Leo is looking forward to a life without the stress of full-time work where there were constant problems to solve. "There was always a low-level baseline of anxiety about what I needed to do with work. It was there all the time. When I woke up it stayed with me all day,"
He says his job was infinite and could always involve more. In the first few years he was always working, but as he established a reputation he knew when to pull back to ensure it was sustainable.
Leo estimates that being able to walk that fine line enabled them to save an extra $500,000 by extending his high-paying career and not burning out within two to three years like many people do.
As their savings grew, Leo says the effect of knowing he didn't have to work as his saving grew was imperceptible at first, but then it allowed him to be bolder with his employer about what he wanted.
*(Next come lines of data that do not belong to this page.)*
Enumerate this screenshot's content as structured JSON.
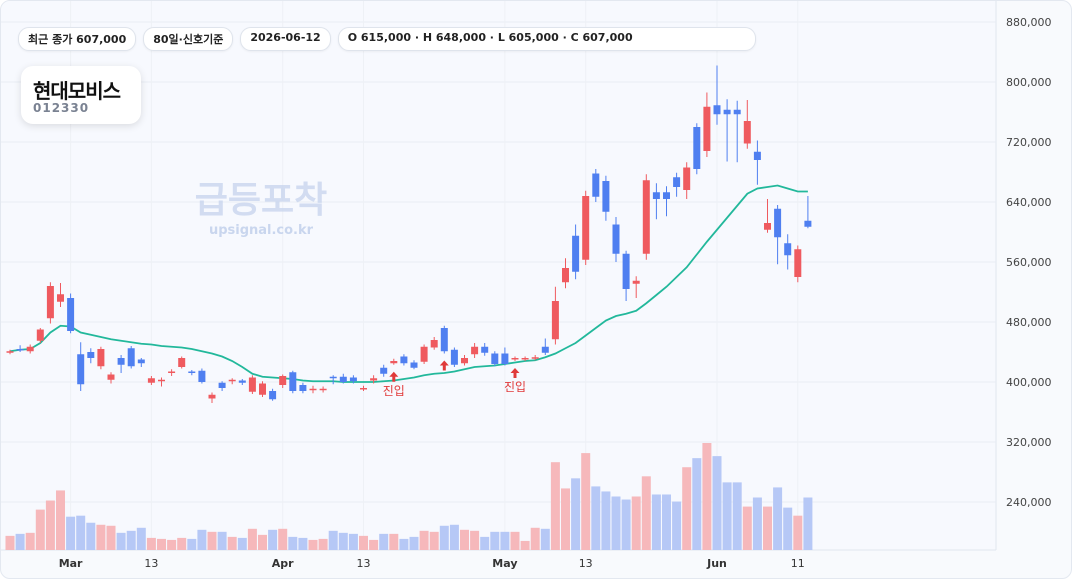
{
  "chips": [
    "최근 종가 607,000",
    "80일·신호기준",
    "2026-06-12",
    "O 615,000 · H 648,000 · L 605,000 · C 607,000"
  ],
  "title": "현대모비스",
  "code": "012330",
  "watermark": "급등포착",
  "watermark_sub": "upsignal.co.kr",
  "chart_data": {
    "type": "candlestick",
    "categories": [
      null,
      null,
      null,
      null,
      null,
      null,
      "Mar",
      null,
      null,
      null,
      null,
      null,
      null,
      null,
      "13",
      null,
      null,
      null,
      null,
      null,
      null,
      null,
      null,
      null,
      null,
      null,
      null,
      "Apr",
      null,
      null,
      null,
      null,
      null,
      null,
      null,
      "13",
      null,
      null,
      null,
      null,
      null,
      null,
      null,
      null,
      null,
      null,
      null,
      null,
      null,
      "May",
      null,
      null,
      null,
      null,
      null,
      null,
      null,
      "13",
      null,
      null,
      null,
      null,
      null,
      null,
      null,
      null,
      null,
      null,
      null,
      null,
      "Jun",
      null,
      null,
      null,
      null,
      null,
      null,
      null,
      "11",
      null
    ],
    "open": [
      439000,
      444000,
      441000,
      455000,
      485000,
      507000,
      512000,
      437000,
      440000,
      421000,
      403000,
      432000,
      445000,
      430000,
      399000,
      401000,
      412000,
      420000,
      414000,
      415000,
      378000,
      399000,
      401000,
      402000,
      387000,
      383000,
      388000,
      396000,
      413000,
      396000,
      389000,
      390000,
      407000,
      407000,
      406000,
      390000,
      402000,
      419000,
      425000,
      434000,
      426000,
      427000,
      446000,
      472000,
      443000,
      425000,
      437000,
      447000,
      438000,
      438000,
      430000,
      431000,
      431000,
      447000,
      457000,
      533000,
      595000,
      563000,
      678000,
      668000,
      610000,
      571000,
      531000,
      571000,
      653000,
      653000,
      673000,
      656000,
      740000,
      708000,
      769000,
      763000,
      763000,
      718000,
      707000,
      603000,
      631000,
      585000,
      540000,
      615000
    ],
    "high": [
      443000,
      449000,
      450000,
      472000,
      533000,
      532000,
      518000,
      453000,
      445000,
      447000,
      413000,
      436000,
      448000,
      432000,
      408000,
      406000,
      417000,
      434000,
      416000,
      418000,
      386000,
      401000,
      405000,
      404000,
      409000,
      401000,
      391000,
      410000,
      415000,
      399000,
      395000,
      394000,
      409000,
      411000,
      409000,
      395000,
      409000,
      423000,
      431000,
      437000,
      429000,
      450000,
      460000,
      475000,
      446000,
      436000,
      452000,
      452000,
      441000,
      446000,
      434000,
      434000,
      436000,
      458000,
      527000,
      565000,
      610000,
      655000,
      684000,
      675000,
      620000,
      575000,
      541000,
      677000,
      665000,
      661000,
      679000,
      693000,
      745000,
      786000,
      822000,
      777000,
      775000,
      776000,
      722000,
      644000,
      636000,
      597000,
      582000,
      648000
    ],
    "low": [
      437000,
      440000,
      438000,
      452000,
      478000,
      500000,
      465000,
      388000,
      425000,
      417000,
      398000,
      412000,
      418000,
      420000,
      396000,
      394000,
      408000,
      418000,
      409000,
      398000,
      372000,
      388000,
      397000,
      396000,
      384000,
      380000,
      375000,
      392000,
      385000,
      385000,
      385000,
      386000,
      397000,
      398000,
      398000,
      388000,
      398000,
      407000,
      423000,
      422000,
      417000,
      424000,
      443000,
      438000,
      420000,
      422000,
      432000,
      435000,
      421000,
      422000,
      428000,
      428000,
      429000,
      436000,
      450000,
      525000,
      537000,
      556000,
      640000,
      615000,
      560000,
      508000,
      512000,
      563000,
      617000,
      621000,
      647000,
      644000,
      677000,
      700000,
      743000,
      694000,
      693000,
      711000,
      663000,
      599000,
      557000,
      550000,
      533000,
      605000
    ],
    "close": [
      441000,
      443000,
      447000,
      470000,
      528000,
      517000,
      468000,
      397000,
      432000,
      444000,
      410000,
      423000,
      421000,
      425000,
      405000,
      403000,
      414000,
      432000,
      412000,
      400000,
      383000,
      392000,
      403000,
      399000,
      406000,
      398000,
      377000,
      408000,
      388000,
      388000,
      391000,
      391000,
      405000,
      400000,
      401000,
      392000,
      405000,
      411000,
      428000,
      425000,
      419000,
      447000,
      456000,
      441000,
      423000,
      432000,
      447000,
      439000,
      424000,
      424000,
      432000,
      432000,
      433000,
      439000,
      508000,
      552000,
      547000,
      648000,
      647000,
      627000,
      571000,
      524000,
      535000,
      669000,
      644000,
      644000,
      660000,
      686000,
      684000,
      767000,
      757000,
      757000,
      757000,
      748000,
      696000,
      612000,
      593000,
      569000,
      577000,
      607000
    ],
    "ma": [
      441000,
      443000,
      444000,
      452000,
      466000,
      475000,
      474000,
      466000,
      463000,
      460000,
      457000,
      455000,
      453000,
      451000,
      450000,
      448000,
      447000,
      446000,
      444000,
      441000,
      438000,
      434000,
      428000,
      420000,
      411000,
      407000,
      406000,
      405000,
      404000,
      402000,
      401000,
      401000,
      401000,
      400000,
      400000,
      400000,
      400000,
      401000,
      402000,
      404000,
      406000,
      409000,
      411000,
      412000,
      414000,
      417000,
      420000,
      421000,
      422000,
      424000,
      426000,
      428000,
      429000,
      433000,
      438000,
      445000,
      452000,
      462000,
      472000,
      482000,
      488000,
      491000,
      495000,
      505000,
      516000,
      527000,
      540000,
      553000,
      570000,
      587000,
      603000,
      619000,
      635000,
      651000,
      658000,
      660000,
      662000,
      658000,
      654000,
      654000
    ],
    "volume": [
      14,
      16,
      17,
      40,
      49,
      59,
      33,
      34,
      27,
      25,
      24,
      17,
      19,
      22,
      12,
      11,
      10,
      12,
      11,
      20,
      18,
      18,
      13,
      12,
      21,
      15,
      20,
      21,
      13,
      12,
      10,
      11,
      19,
      17,
      16,
      14,
      10,
      16,
      16,
      11,
      13,
      19,
      18,
      24,
      25,
      20,
      19,
      13,
      18,
      18,
      18,
      9,
      22,
      21,
      87,
      61,
      71,
      96,
      63,
      58,
      53,
      50,
      53,
      73,
      55,
      55,
      48,
      82,
      91,
      106,
      93,
      67,
      67,
      43,
      52,
      43,
      62,
      42,
      34,
      52
    ],
    "signals": [
      {
        "index": 38,
        "label": "진입"
      },
      {
        "index": 43
      },
      {
        "index": 50,
        "label": "진입"
      }
    ],
    "up_color": "#ef5a5f",
    "down_color": "#4f7ff0",
    "up_volume_color": "#f6b8bb",
    "down_volume_color": "#b6c8f6",
    "ma_color": "#22b89b",
    "signal_color": "#e03a3a",
    "ylim": [
      176000,
      888000
    ],
    "yticks": [
      {
        "value": 880000,
        "label": "880,000"
      },
      {
        "value": 800000,
        "label": "800,000"
      },
      {
        "value": 720000,
        "label": "720,000"
      },
      {
        "value": 640000,
        "label": "640,000"
      },
      {
        "value": 560000,
        "label": "560,000"
      },
      {
        "value": 480000,
        "label": "480,000"
      },
      {
        "value": 400000,
        "label": "400,000"
      },
      {
        "value": 320000,
        "label": "320,000"
      },
      {
        "value": 240000,
        "label": "240,000"
      }
    ],
    "grid": true
  }
}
He asked to work from home two days a week and bought extra annual leave to help him recharge.
"There was a lot of leaving the laptop in the office, too."
It is too early to speak about what is going to happen in retirement. Leo says he will miss the camaraderie and friendships with his work colleagues and will need to become involved in the community.
There is plenty of work in fixing up their old house over the next few months, sticking to a tight budget. They allocate $12,000 a year to a sinking fund for maintenance, furniture and appliances. This covers everything from repairing a fridge to replacing the roof.
Leo says they could spend a spectacular amount of money on home improvements, but a budget of $500 a month will limit the impulse to do it all at once.
"It will force us to be mindful about our spending: will it be a roller-door on the carport or a picket fence or a water tank? We could easily plonk down $200,000 on the house. There's no limit on what you could do if money is no object."
Leo enjoys problem solving and analysis. He is interested in a financial counselling course and helping people who genuinely want to turn their finances around.
He wants to work or volunteer one day a week, as does Alisha. "We want to keep our minds active outside the kids," he explains.
Alisha has many interests, from designing kitchens to creating green "living" roofs. Leo's employer is offering him an occasional contract, so he can always go back to some work if he misses the action.
The FIRE community was important for Leo and Alisha in the early years as they were learning how to save and invest. But as their savings grew in the "boring middle period", as Leo calls it, they managed their own investments.